In 1511 Henry VIII made an edict strenthening earlier Acts of Parliament and in 1541 combined all prior laws and expanded the nature of the ban. Through this Act common people such as artisans, construction workers, labourers, apprentices, farmers, and servants were prohibited from playing the game of bowls. The only exception being at Christmas with their master's permission. Large fines were levied if the Law was disregarded.
However, wealthy and influential landowners were granted licenses or permits that allow them to play on their own greens.


There are many references to bowls in literature. For example, in Act III of Richard II -- Shakespeare indicates that women also played the game at 
that time. In the 19th century the law banning bowls was apparently largely overlooked.
It certainly was not rigorously enforced. Many of the inns had bowling greens, presumably as an amenity to attract clients, and these probably helped the game to survive.


As with golf, the game of Bowls was popular in Scotland. The Scots are credited with establishing the rules or laws that have been adopted world-wide. In 1848 a meeting of about two hundred players from many different clubs met in Glasgow to reach a consensus on how the game should be played. This "uniform code of Laws" have become the basis for all subsequent laws.
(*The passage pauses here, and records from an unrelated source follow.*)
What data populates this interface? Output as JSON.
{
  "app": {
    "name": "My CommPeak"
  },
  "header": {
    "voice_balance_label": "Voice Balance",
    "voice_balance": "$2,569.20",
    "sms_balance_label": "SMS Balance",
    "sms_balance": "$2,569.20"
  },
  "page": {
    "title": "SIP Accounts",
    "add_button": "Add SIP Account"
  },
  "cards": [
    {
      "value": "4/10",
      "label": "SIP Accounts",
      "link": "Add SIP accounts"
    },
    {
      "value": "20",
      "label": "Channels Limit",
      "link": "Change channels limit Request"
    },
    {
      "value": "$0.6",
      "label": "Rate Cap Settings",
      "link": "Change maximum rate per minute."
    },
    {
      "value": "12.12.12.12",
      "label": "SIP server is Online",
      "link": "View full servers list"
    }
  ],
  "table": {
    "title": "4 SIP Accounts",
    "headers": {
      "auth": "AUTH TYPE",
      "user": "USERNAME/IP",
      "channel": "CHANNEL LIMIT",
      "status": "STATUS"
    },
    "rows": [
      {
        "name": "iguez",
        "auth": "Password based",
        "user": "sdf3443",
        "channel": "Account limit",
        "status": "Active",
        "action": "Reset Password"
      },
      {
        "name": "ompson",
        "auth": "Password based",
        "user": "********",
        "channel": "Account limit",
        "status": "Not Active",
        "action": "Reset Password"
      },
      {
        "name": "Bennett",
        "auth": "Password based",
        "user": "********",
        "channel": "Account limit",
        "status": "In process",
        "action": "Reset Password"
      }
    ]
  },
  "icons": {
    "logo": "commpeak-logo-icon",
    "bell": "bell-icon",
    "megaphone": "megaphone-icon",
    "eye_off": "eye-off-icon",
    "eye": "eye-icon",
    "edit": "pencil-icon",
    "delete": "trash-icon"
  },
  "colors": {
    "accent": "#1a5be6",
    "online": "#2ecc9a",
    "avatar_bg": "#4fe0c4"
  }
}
In 1892, the Scottish Bowling Association was formed and in 1893, it drew up rules or Laws based on this code and also published a Code of Ethics. In 1903, the English Bowling Association was formed. The International Bowling Board was formed in 1905, with the founding members being Scotland, England, Ireland, and Wales. Australia, Canada, New Zealand, South Africa and the United States joined this world-wide association in 1928.